We are children of parents who know what it means to make mistakes and rebuild things from scratch, to withdraw and make compromises, move mountains, get by. We are descendants of a generation that has known too well the terrors of wars and poverty, persisted through those to live with today’s turbulent normalcy and perhaps even ironies. We are young people who leave our country to study elsewhere, work elsewhere, and settle elsewhere. We wonder where home is. We challenge our career choices, cross border and spaces, dive in and out of languages, explore our womanhood, interrogate our adulthood to barely find any certainties in the grayness of our identities and country’s complex history.

Year after year, we keep pulling the threads that define our lives separately and together. Through same book titles and drawings, bike rides and train trips, heartbreaks and disappointment, writings and photographs, loneliness and self-doubt, at schools in New York and Brussels (and Ghent), during trips home that never overlapped, amid all the global events that shook the ground under us.

We haven’t seen each other in the past nine years, and yet our ten years of friendship have brought me so much joy. You have always been there. For the longest time, your creativity and courage have made me reflect on myself and challenged me to become a better person. You are my constant reader, loyal cheerleader, nonjudgmental listener, and fairest critic. The vast safe space you have tenderly held for my stories, my thoughts, my emotions is that single moving part of living that has uplifted me with such comfort and strength.

You bear with me — my bareness and areas in which I am lacking, my myriad words and moments I couldn’t get out of my head. You bring me into your life — listening to music that I like, noting books I couldn’t stop talking about, joining projects that I initiated and sometimes didn’t finish. You overwhelm me with generosity— reading and responding to prose that I wrote (my love language) even if it takes hours, drawing for me (your love language) even if it takes months.
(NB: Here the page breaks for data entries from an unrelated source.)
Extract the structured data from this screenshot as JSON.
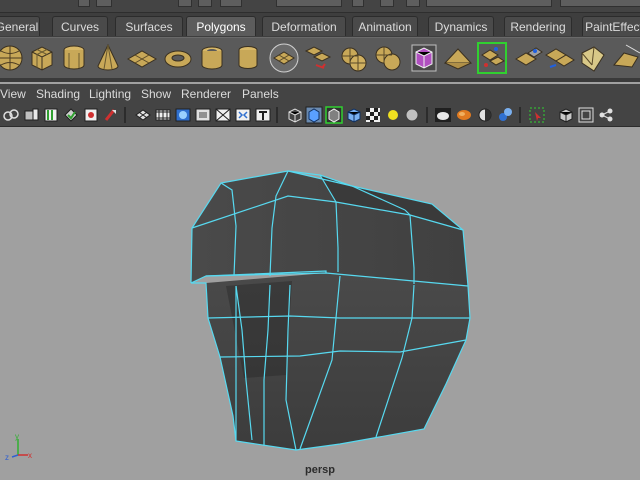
{
  "shelf_tabs": [
    {
      "label": "General",
      "active": false
    },
    {
      "label": "Curves",
      "active": false
    },
    {
      "label": "Surfaces",
      "active": false
    },
    {
      "label": "Polygons",
      "active": true
    },
    {
      "label": "Deformation",
      "active": false
    },
    {
      "label": "Animation",
      "active": false
    },
    {
      "label": "Dynamics",
      "active": false
    },
    {
      "label": "Rendering",
      "active": false
    },
    {
      "label": "PaintEffects",
      "active": false
    }
  ],
  "shelf_icons": [
    "poly-sphere-icon",
    "poly-cube-icon",
    "poly-cylinder-icon",
    "poly-cone-icon",
    "poly-plane-icon",
    "poly-torus-icon",
    "poly-pipe-icon",
    "combine-icon",
    "separate-icon",
    "extract-icon",
    "smooth-icon",
    "boolean-icon",
    "mirror-icon",
    "fill-hole-icon",
    "create-polygon-tool-icon",
    "append-to-polygon-icon",
    "split-polygon-tool-icon",
    "extrude-icon",
    "bridge-icon",
    "merge-icon",
    "bevel-icon"
  ],
  "menubar": {
    "view": "View",
    "shading": "Shading",
    "lighting": "Lighting",
    "show": "Show",
    "renderer": "Renderer",
    "panels": "Panels"
  },
  "panel_toolbar_icons": [
    "select-camera-icon",
    "camera-attributes-icon",
    "bookmarks-icon",
    "image-plane-icon",
    "grease-pencil-icon",
    "2d-pan-zoom-icon",
    "grid-icon",
    "film-gate-icon",
    "resolution-gate-icon",
    "gate-mask-icon",
    "field-chart-icon",
    "safe-action-icon",
    "safe-title-icon",
    "wireframe-icon",
    "smooth-shade-icon",
    "wireframe-on-shaded-icon",
    "default-material-icon",
    "textured-icon",
    "use-all-lights-icon",
    "shadows-icon",
    "high-quality-icon",
    "motion-blur-icon",
    "depth-of-field-icon",
    "ambient-occlusion-icon",
    "isolate-select-icon",
    "xray-icon",
    "xray-joints-icon",
    "xray-components-icon"
  ],
  "viewport": {
    "camera": "persp"
  },
  "axes": {
    "x": "x",
    "y": "y",
    "z": "z"
  },
  "colors": {
    "wire": "#57d9f0",
    "tab_active": "#5c5c5c",
    "viewport_bg": "#a0a0a0"
  }
}
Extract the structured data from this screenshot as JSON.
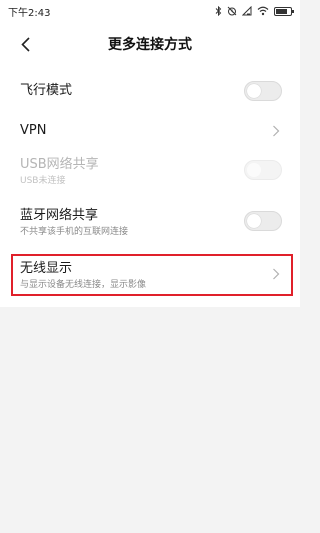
{
  "status_bar": {
    "time": "下午2:43",
    "icons": [
      "bluetooth-icon",
      "alarm-icon",
      "signal-icon",
      "wifi-icon",
      "battery-icon"
    ],
    "battery_level": 0.8
  },
  "header": {
    "back_icon": "chevron-left-icon",
    "title": "更多连接方式"
  },
  "settings": {
    "items": [
      {
        "title": "飞行模式",
        "control": "toggle",
        "checked": false,
        "enabled": true
      },
      {
        "title": "VPN",
        "control": "chevron",
        "enabled": true
      },
      {
        "title": "USB网络共享",
        "subtitle": "USB未连接",
        "control": "toggle",
        "checked": false,
        "enabled": false
      },
      {
        "title": "蓝牙网络共享",
        "subtitle": "不共享该手机的互联网连接",
        "control": "toggle",
        "checked": false,
        "enabled": true
      },
      {
        "title": "无线显示",
        "subtitle": "与显示设备无线连接，显示影像",
        "control": "chevron",
        "enabled": true,
        "highlighted": true
      }
    ]
  },
  "colors": {
    "highlight": "#e0202a",
    "background": "#f3f3f3",
    "card": "#ffffff"
  }
}
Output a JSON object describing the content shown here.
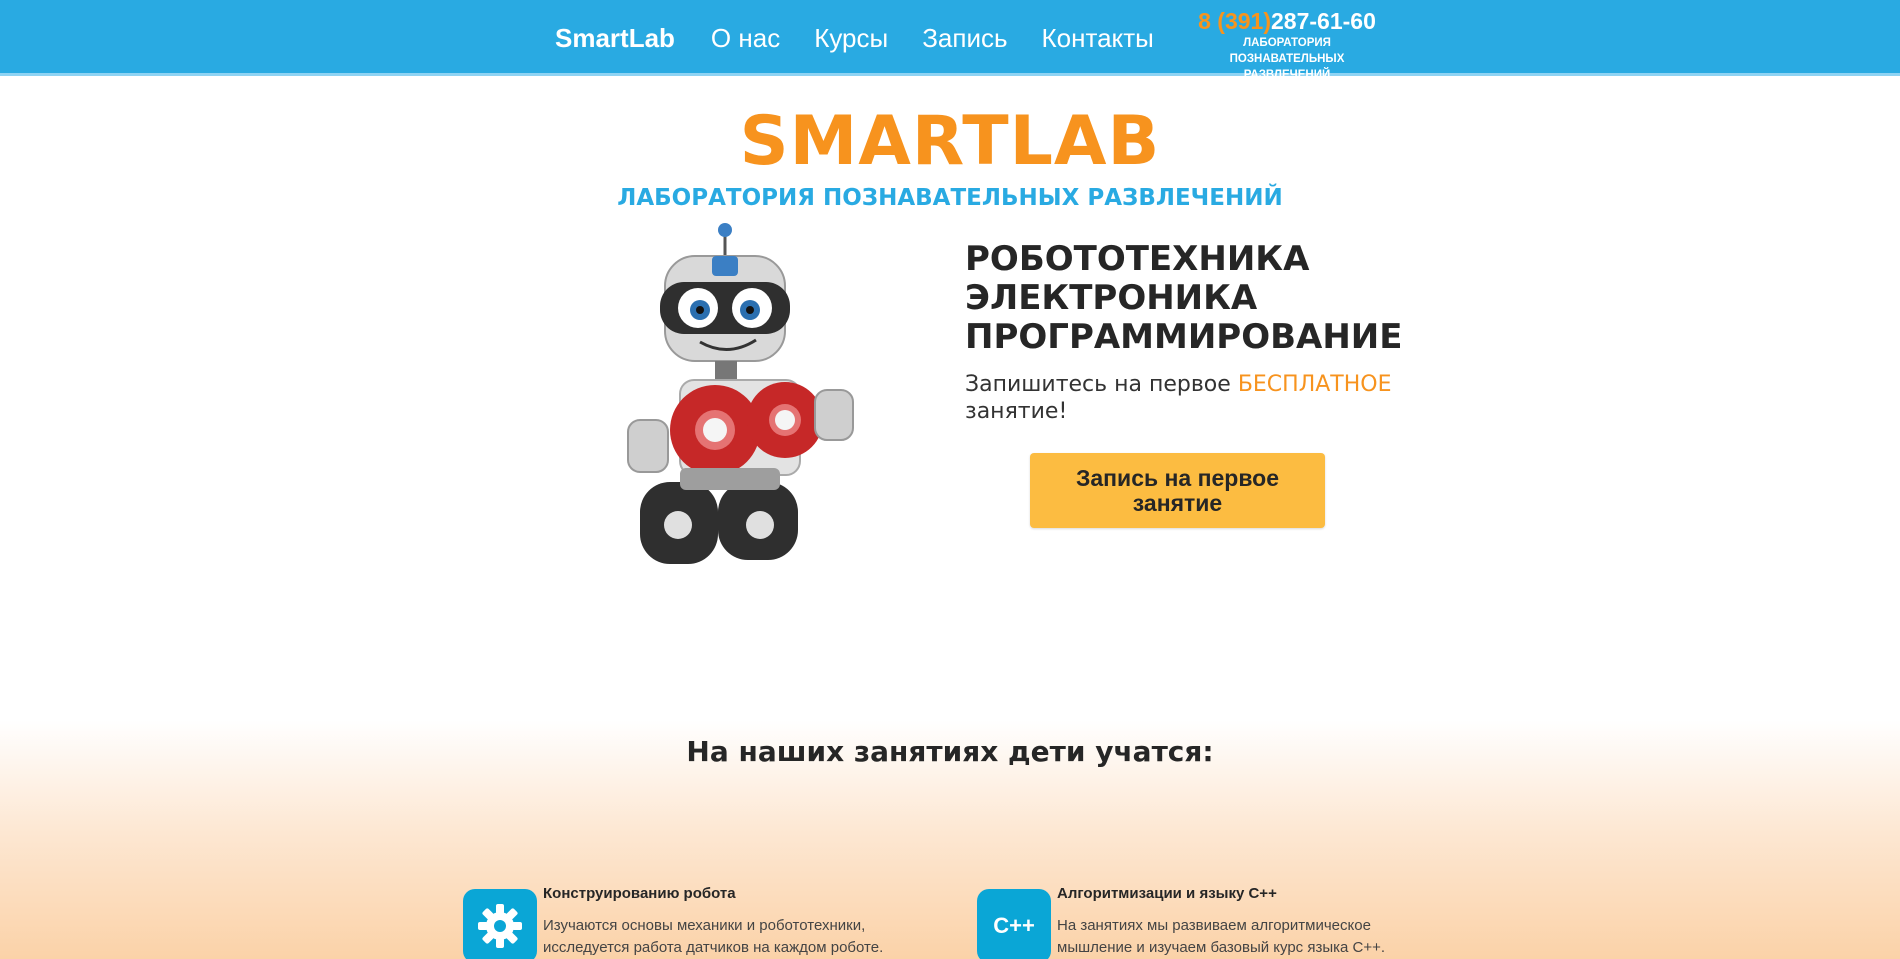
{
  "header": {
    "brand": "SmartLab",
    "nav": [
      "О нас",
      "Курсы",
      "Запись",
      "Контакты"
    ],
    "phone_code": "8 (391)",
    "phone_number": "287-61-60",
    "tagline": "ЛАБОРАТОРИЯ ПОЗНАВАТЕЛЬНЫХ РАЗВЛЕЧЕНИЙ"
  },
  "hero": {
    "title": "SMARTLAB",
    "subtitle": "ЛАБОРАТОРИЯ ПОЗНАВАТЕЛЬНЫХ РАЗВЛЕЧЕНИЙ",
    "lines": [
      "РОБОТОТЕХНИКА",
      "ЭЛЕКТРОНИКА",
      "ПРОГРАММИРОВАНИЕ"
    ],
    "invite_before": "Запишитесь на первое ",
    "invite_highlight": "БЕСПЛАТНОЕ",
    "invite_after": " занятие!",
    "cta": "Запись на первое занятие"
  },
  "learn": {
    "title": "На наших занятиях дети учатся:",
    "features": [
      {
        "icon": "gear-icon",
        "title": "Конструированию робота",
        "desc": "Изучаются основы механики и робототехники, исследуется работа датчиков на каждом роботе."
      },
      {
        "icon": "cpp-icon",
        "icon_text": "C++",
        "title": "Алгоритмизации и языку С++",
        "desc": "На занятиях мы развиваем алгоритмическое мышление и изучаем базовый курс языка С++."
      }
    ]
  },
  "colors": {
    "header_bg": "#29aae2",
    "accent_orange": "#f7931e",
    "cta_bg": "#fcbc41",
    "icon_bg": "#0aa6d6"
  }
}
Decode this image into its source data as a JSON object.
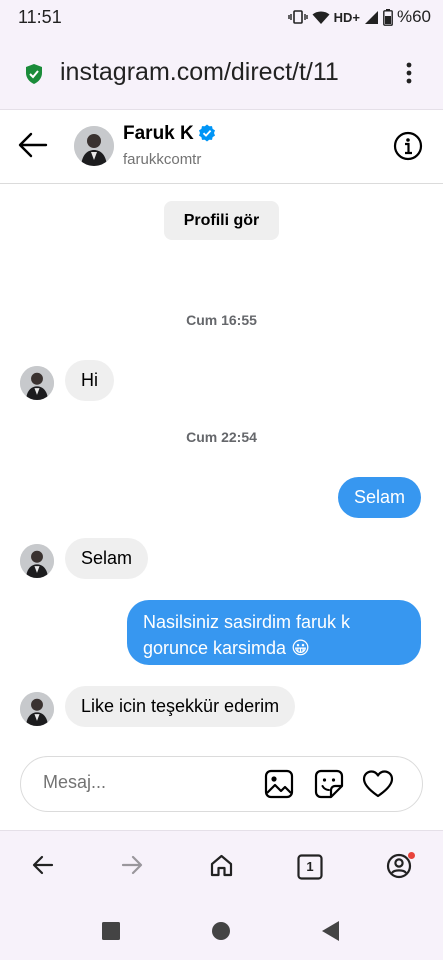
{
  "status_bar": {
    "time": "11:51",
    "network": "HD+",
    "battery": "%60"
  },
  "browser": {
    "url": "instagram.com/direct/t/11",
    "tab_count": "1"
  },
  "chat": {
    "contact_name": "Faruk K",
    "contact_username": "farukkcomtr",
    "verified": true,
    "profile_button_label": "Profili gör",
    "messages": [
      {
        "type": "timestamp",
        "text": "Cum 16:55"
      },
      {
        "type": "incoming",
        "text": "Hi"
      },
      {
        "type": "timestamp",
        "text": "Cum 22:54"
      },
      {
        "type": "outgoing",
        "text": "Selam"
      },
      {
        "type": "incoming",
        "text": "Selam"
      },
      {
        "type": "outgoing",
        "line1": "Nasilsiniz sasirdim faruk k",
        "line2": "gorunce karsimda 😀"
      },
      {
        "type": "incoming",
        "text": "Like icin teşekkür ederim"
      }
    ]
  },
  "composer": {
    "placeholder": "Mesaj..."
  },
  "icons": {
    "lock": "lock-shield-icon",
    "verified": "verified-badge-icon",
    "info": "info-icon",
    "gallery": "image-icon",
    "sticker": "sticker-icon",
    "heart": "heart-icon"
  },
  "colors": {
    "outgoing_bubble": "#3797f0",
    "incoming_bubble": "#efefef",
    "verified_blue": "#0095f6",
    "notification_dot": "#e8433b"
  }
}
You treat me with intelligence and respect — asking me to think twice before I jump to conclusions too quickly, pointing me to other approaches and perspectives, challenging me with honest opinions, and unique stands. And most of all, you see me, like me, and remind me of who I am even when I don’t remember myself. I am such a lucky person, and I suspect the same thing for others who have you in their lives.

We both believe in imagined borders, but sometimes the distance makes me wonder: How many life events we will be there, physically, for each other and how many we will miss. I would like to pet your cat, cook you and your boyfriend meals, take photos for your wedding, make fun of you in person, nag you for not washing your dishes (right away), try your typewriter, overwater your plants, laugh with you for no reason, hang up photos I took in your apartment, steal your Mom’s food, follow you on biking adventures (I only do trains), and potentially discuss with your stepdad about some clowns in politics and the tech world. I also need to show you my life: physical copies of my notes and annotations (no more pictures), my messy bulk of candle wax and puzzles, Totoro, the way I wander in my city and boroughs, and how I love Queens street food and neighborhoods. You have to meet the new friends that have made my life better, and my little brother too. We will eat ice creams because I know they are not your favorite, but you will still get because they are mine.

How strange it is that friendship is not a topic that we write or make songs about more often? That it could be under-appreciated and brushed aside, despite a love that is oddly voluntary, alive, steadfast, and free. And how wonderful it is that you are in my life, reading in a language that just gives us a parallel reality of our friendship; tomorrow, Vietnamese will be at the tip of my tongue when I blurt out: Tao yêu mày nhiều!